Valley Lee has large homes

Find your mansion or build your own

With vast areas of green land, Valley Lee is perfect for hidden homes and large plots of land. You may even be able to snag one for an unexpected price. Mostly traditional styles, some homes are located against the river, providing a waterfront view to lucky buyers. If you're not a fan of the traditional style, but want to live in Valley Lee, there are also a number of lots on the market that will give you creative liberties to design your own dream home. Whether you are looking to buy a starter home or refinance, Earnest is here to help make your dreams come true.

Common Questions About Buying a Home in Valley Lee

All The Answers You Need to Settle Down Sooner

Should I choose a fixed or adjustable rate?

It depends how long you expect to stay in the home. Adjustable rates are good for people who may not be in the home long, whereas fixed rates are ideal for people who are confident of settling in.

Do I need a home appraisal?

Probably—in most cases, the homebuyer must use an appraiser to evaluate the value of the home. Appraisal costs vary depending on the value of the property, as well as the state the house is in. Buyers cannot choose their own appraiser—the bank makes the decision.

What is PMI?

Private mortgage insurance (PMI) is required when a homebuyer makes a down payment of less than 20%, or when a borrower refinances with less than 20% equity in the home. PMI fees vary according to your down payment and credit score, and adds a premium to your monthly mortgage payment. Please note, PMI is tax-deductible in 2015 and 2016 for certain income brackets.

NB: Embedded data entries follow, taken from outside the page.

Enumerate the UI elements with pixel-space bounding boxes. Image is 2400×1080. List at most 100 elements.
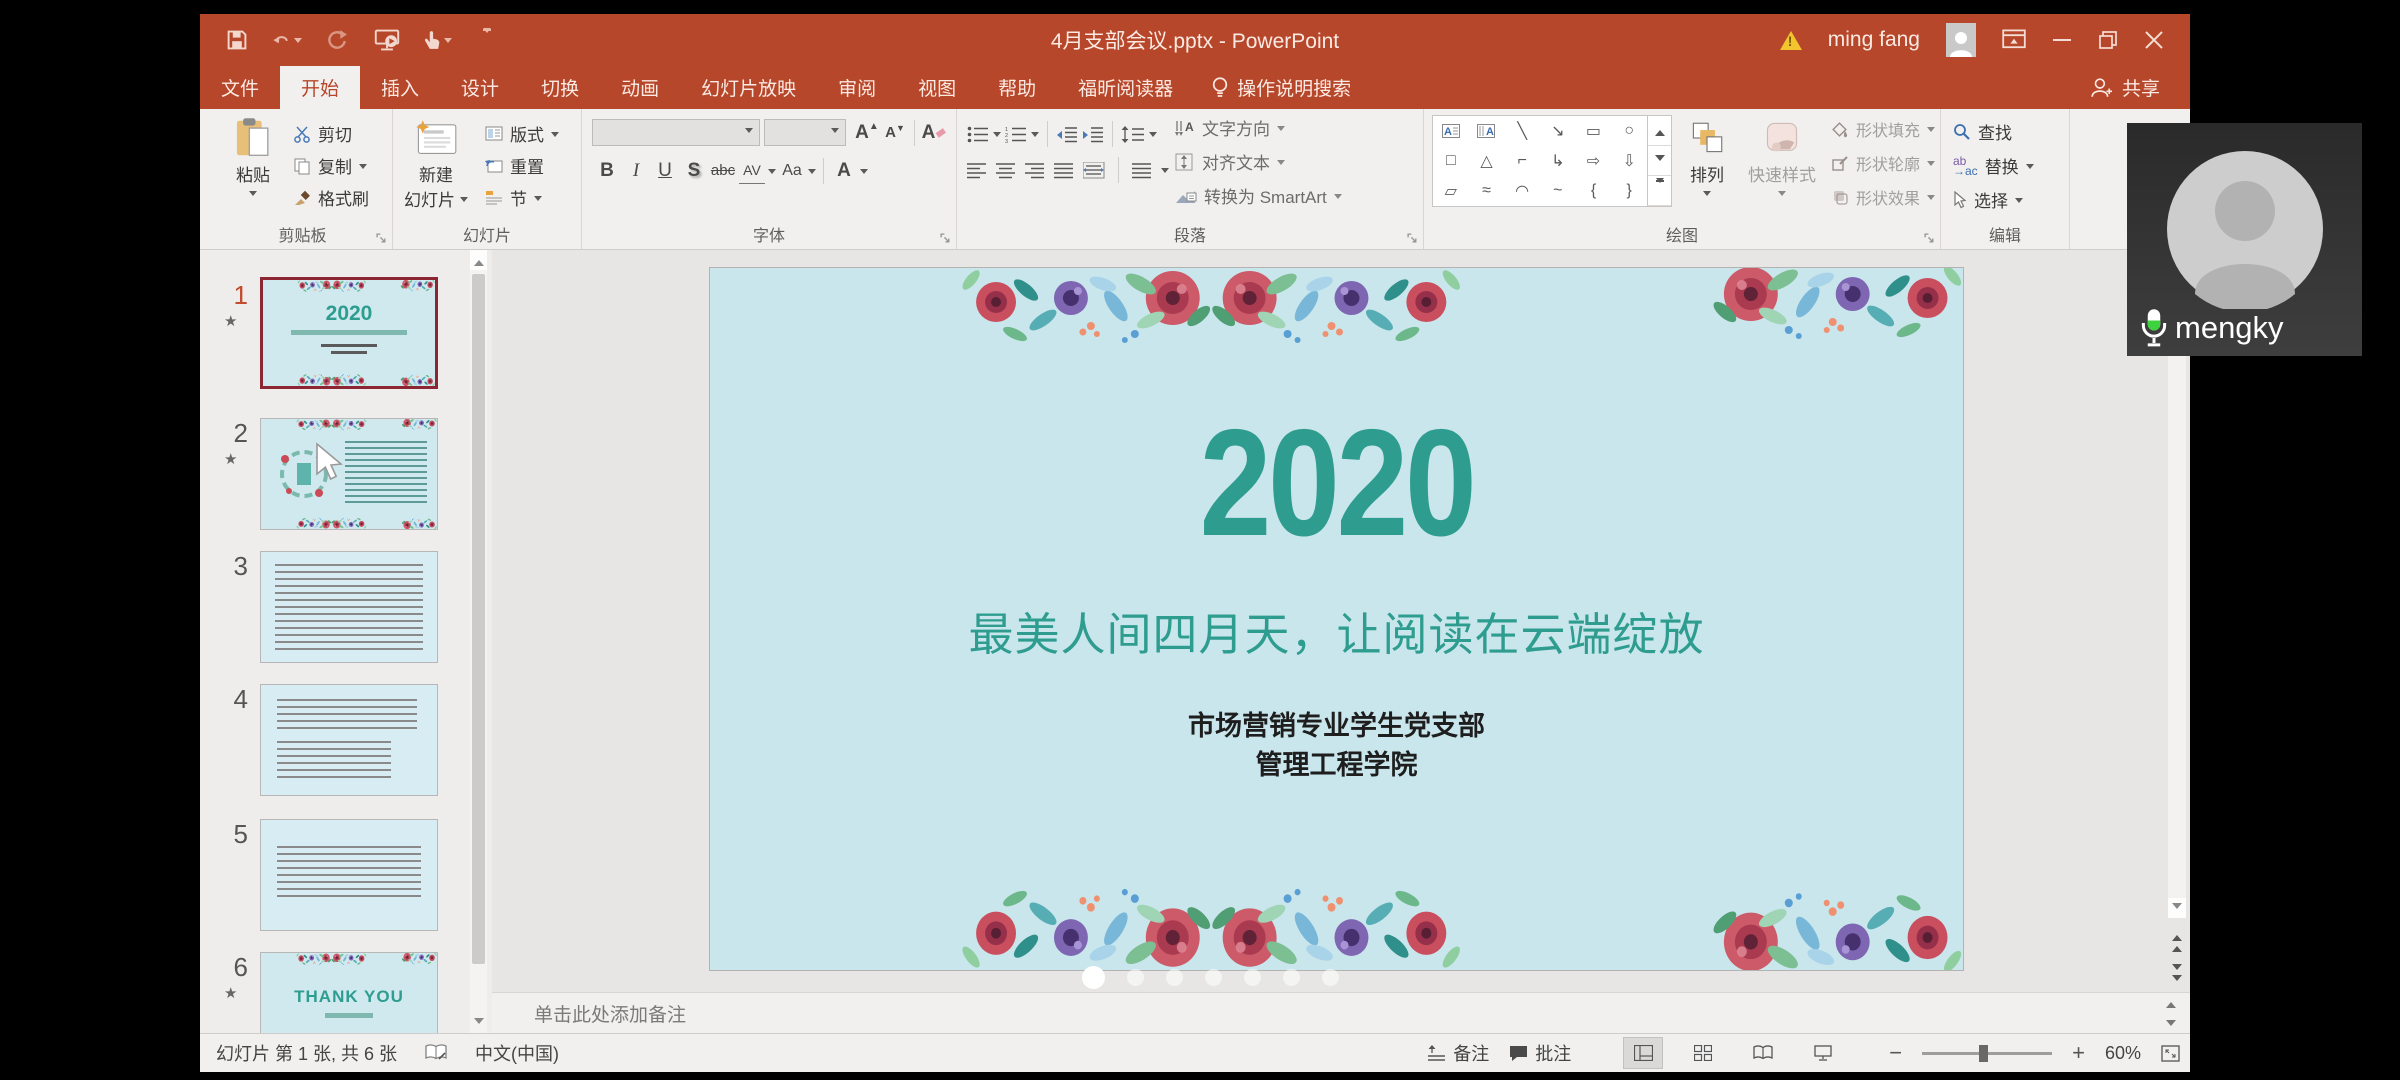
select-button[interactable]: 选择 bbox=[1953, 187, 2023, 212]
notes-toggle-button[interactable]: 备注 bbox=[1428, 1040, 1489, 1066]
slide-thumbnail-6[interactable]: THANK YOU bbox=[260, 952, 438, 1033]
slide-canvas[interactable]: 2020 最美人间四月天，让阅读在云端绽放 市场营销专业学生党支部 管理工程学院 bbox=[709, 267, 1964, 971]
close-button[interactable] bbox=[2144, 30, 2164, 50]
align-left-icon[interactable] bbox=[967, 162, 987, 179]
font-dialog-launcher[interactable] bbox=[940, 233, 951, 244]
arrange-button[interactable]: 排列 bbox=[1678, 113, 1736, 221]
minimize-button[interactable] bbox=[2052, 38, 2072, 42]
shape-triangle-icon[interactable]: △ bbox=[1480, 151, 1492, 171]
align-right-icon[interactable] bbox=[1025, 162, 1045, 179]
format-painter-button[interactable]: 格式刷 bbox=[293, 185, 369, 210]
drawing-dialog-launcher[interactable] bbox=[1924, 233, 1935, 244]
replace-button[interactable]: ab→ac 替换 bbox=[1953, 153, 2034, 178]
increase-font-size-button[interactable]: A▲ bbox=[854, 119, 880, 146]
slide-thumbnail-2[interactable] bbox=[260, 418, 438, 530]
paragraph-dialog-launcher[interactable] bbox=[1407, 233, 1418, 244]
warning-icon[interactable] bbox=[1780, 31, 1802, 50]
undo-icon[interactable] bbox=[272, 27, 302, 53]
smartart-dropdown[interactable] bbox=[1334, 194, 1342, 203]
underline-button[interactable]: U bbox=[652, 157, 678, 184]
section-dropdown[interactable] bbox=[534, 196, 542, 205]
ribbon-display-options-icon[interactable] bbox=[2002, 29, 2026, 51]
restore-button[interactable] bbox=[2098, 30, 2118, 50]
shape-right-arrow-icon[interactable]: ⇨ bbox=[1587, 151, 1600, 171]
character-spacing-dropdown[interactable] bbox=[768, 169, 776, 178]
zoom-slider-thumb[interactable] bbox=[1979, 1045, 1988, 1062]
tab-foxit-reader[interactable]: 福昕阅读器 bbox=[1057, 66, 1194, 109]
line-spacing-icon[interactable] bbox=[1121, 126, 1145, 143]
font-color-button[interactable]: A bbox=[831, 157, 857, 184]
fit-to-window-button[interactable] bbox=[2161, 1045, 2180, 1062]
select-dropdown[interactable] bbox=[2015, 198, 2023, 207]
change-case-button[interactable]: Aa bbox=[779, 157, 805, 184]
decrease-indent-icon[interactable] bbox=[1056, 126, 1078, 143]
slide-thumbnail-1[interactable]: 2020 bbox=[260, 277, 438, 389]
justify-icon[interactable] bbox=[1054, 162, 1074, 179]
shapes-scroll-down[interactable] bbox=[1648, 146, 1671, 176]
font-size-dropdown[interactable] bbox=[831, 128, 839, 137]
bold-button[interactable]: B bbox=[594, 157, 620, 184]
shape-outline-dropdown[interactable] bbox=[1927, 161, 1935, 170]
change-case-dropdown[interactable] bbox=[808, 169, 816, 178]
thumbnail-scrollbar-thumb[interactable] bbox=[472, 274, 485, 964]
slide-thumbnail-5[interactable] bbox=[260, 819, 438, 931]
thumbnail-scroll-up[interactable] bbox=[470, 250, 487, 270]
section-button[interactable]: 节 bbox=[485, 185, 542, 210]
notes-scroll-down[interactable] bbox=[2166, 1020, 2176, 1031]
shape-arrow-icon[interactable]: ↘ bbox=[1551, 121, 1564, 141]
account-avatar[interactable] bbox=[1946, 23, 1976, 57]
tab-slideshow[interactable]: 幻灯片放映 bbox=[680, 66, 817, 109]
repeat-icon[interactable] bbox=[322, 27, 352, 53]
account-user-name[interactable]: ming fang bbox=[1828, 28, 1920, 52]
layout-button[interactable]: 版式 bbox=[485, 121, 559, 146]
shape-curve-icon[interactable]: ~ bbox=[1553, 182, 1562, 200]
next-slide-button[interactable] bbox=[2172, 964, 2182, 986]
zoom-level[interactable]: 60% bbox=[2105, 1043, 2141, 1064]
new-slide-dropdown[interactable] bbox=[460, 197, 468, 206]
copy-button[interactable]: 复制 bbox=[293, 153, 367, 178]
clear-formatting-button[interactable]: A bbox=[921, 119, 947, 146]
align-text-button[interactable]: 对齐文本 bbox=[1175, 149, 1285, 174]
shape-effects-button[interactable]: 形状效果 bbox=[1832, 185, 1935, 209]
previous-slide-button[interactable] bbox=[2172, 930, 2182, 952]
shape-oval-icon[interactable]: ○ bbox=[1624, 122, 1634, 140]
font-name-dropdown[interactable] bbox=[745, 128, 753, 137]
undo-dropdown[interactable] bbox=[294, 38, 302, 47]
tab-help[interactable]: 帮助 bbox=[977, 66, 1057, 109]
quick-styles-button[interactable]: 快速样式 bbox=[1740, 113, 1824, 221]
shape-textbox-icon[interactable]: A bbox=[1442, 124, 1460, 138]
shapes-scroll-up[interactable] bbox=[1648, 116, 1671, 146]
tell-me-search[interactable]: 操作说明搜索 bbox=[1194, 66, 1369, 109]
columns-icon[interactable] bbox=[1132, 162, 1152, 179]
shape-elbow-connector-icon[interactable]: ⌐ bbox=[1517, 152, 1526, 170]
quick-styles-dropdown[interactable] bbox=[1778, 191, 1786, 200]
shape-outline-button[interactable]: 形状轮廓 bbox=[1832, 151, 1935, 175]
start-slideshow-icon[interactable] bbox=[372, 27, 402, 53]
text-direction-button[interactable]: A 文字方向 bbox=[1175, 115, 1285, 140]
decrease-font-size-button[interactable]: A▼ bbox=[882, 119, 908, 146]
shape-left-brace-icon[interactable]: { bbox=[1591, 182, 1596, 200]
paste-button[interactable]: 粘贴 bbox=[221, 113, 285, 221]
clipboard-dialog-launcher[interactable] bbox=[376, 233, 387, 244]
arrange-dropdown[interactable] bbox=[1703, 191, 1711, 200]
slide-sorter-view-button[interactable] bbox=[1683, 1037, 1723, 1069]
slideshow-view-button[interactable] bbox=[1803, 1037, 1843, 1069]
numbering-icon[interactable]: 123 bbox=[1005, 126, 1027, 143]
layout-dropdown[interactable] bbox=[551, 132, 559, 141]
paste-dropdown[interactable] bbox=[249, 191, 257, 200]
align-text-dropdown[interactable] bbox=[1277, 160, 1285, 169]
replace-dropdown[interactable] bbox=[2026, 164, 2034, 173]
tab-review[interactable]: 审阅 bbox=[817, 66, 897, 109]
slide-position-indicator[interactable]: 幻灯片 第 1 张, 共 6 张 bbox=[216, 1040, 397, 1066]
save-icon[interactable] bbox=[222, 27, 252, 53]
tab-animations[interactable]: 动画 bbox=[600, 66, 680, 109]
shape-vertical-textbox-icon[interactable]: A bbox=[1477, 124, 1495, 138]
shape-fill-button[interactable]: 形状填充 bbox=[1832, 117, 1935, 141]
tab-view[interactable]: 视图 bbox=[897, 66, 977, 109]
font-color-dropdown[interactable] bbox=[860, 169, 868, 178]
copy-dropdown[interactable] bbox=[359, 164, 367, 173]
slide-thumbnail-3[interactable] bbox=[260, 551, 438, 663]
touch-mode-dropdown[interactable] bbox=[444, 38, 452, 47]
shape-freeform-icon[interactable]: ▱ bbox=[1445, 181, 1457, 201]
tab-file[interactable]: 文件 bbox=[200, 66, 280, 109]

What does Loan-to-Value mean?

Loan-to-Value (LTV) is the percentage of your home’s value that your loan represents. When refinancing, the calculation is simply the loan amount divided by the appraised value. When buying a home, the LTV is found by dividing by either the purchase price or appraised amount, whichever is lower. When the LTV is less than 80%, the lender generally requires PMI.

For example:

Purchase price: $100,000
Down payment: $15,000
Loan amount: $85,000
Appraised value: $110,000
LTV: $85,000/$100,000 = 85%

What are closing costs?

Closing costs are standard fees associated with a real estate transaction. You will typically pay about 2-5% of the purchase price in closing costs—the exact amount depends on where you are buying (or refinancing), as well as number of extra fees involved in your particular transaction. Earnest charges no lender fees, so the borrower is only responsible for 3rd-party fees.

What should I consider before refinancing my mortgage?

Refinancing your home loan is an attractive option when rates are low. A simple rate and term refinance can help you lower your monthly payment and potentially eliminate your PMI premium, as long as you have built up enough equity in the home. You might also use a cash-out refinance to access some of the equity you’ve built up in the home (which may result in a higher monthly payment on your new loan).

However, keep in mind that refinancing a mortgage does involve several fees (closing costs). Before refinancing, you should calculate the ‘break-even’ point at which your refinanced loan makes up for the closing costs. If you plan to leave your home before this time, it’s better to stay with your current mortgage.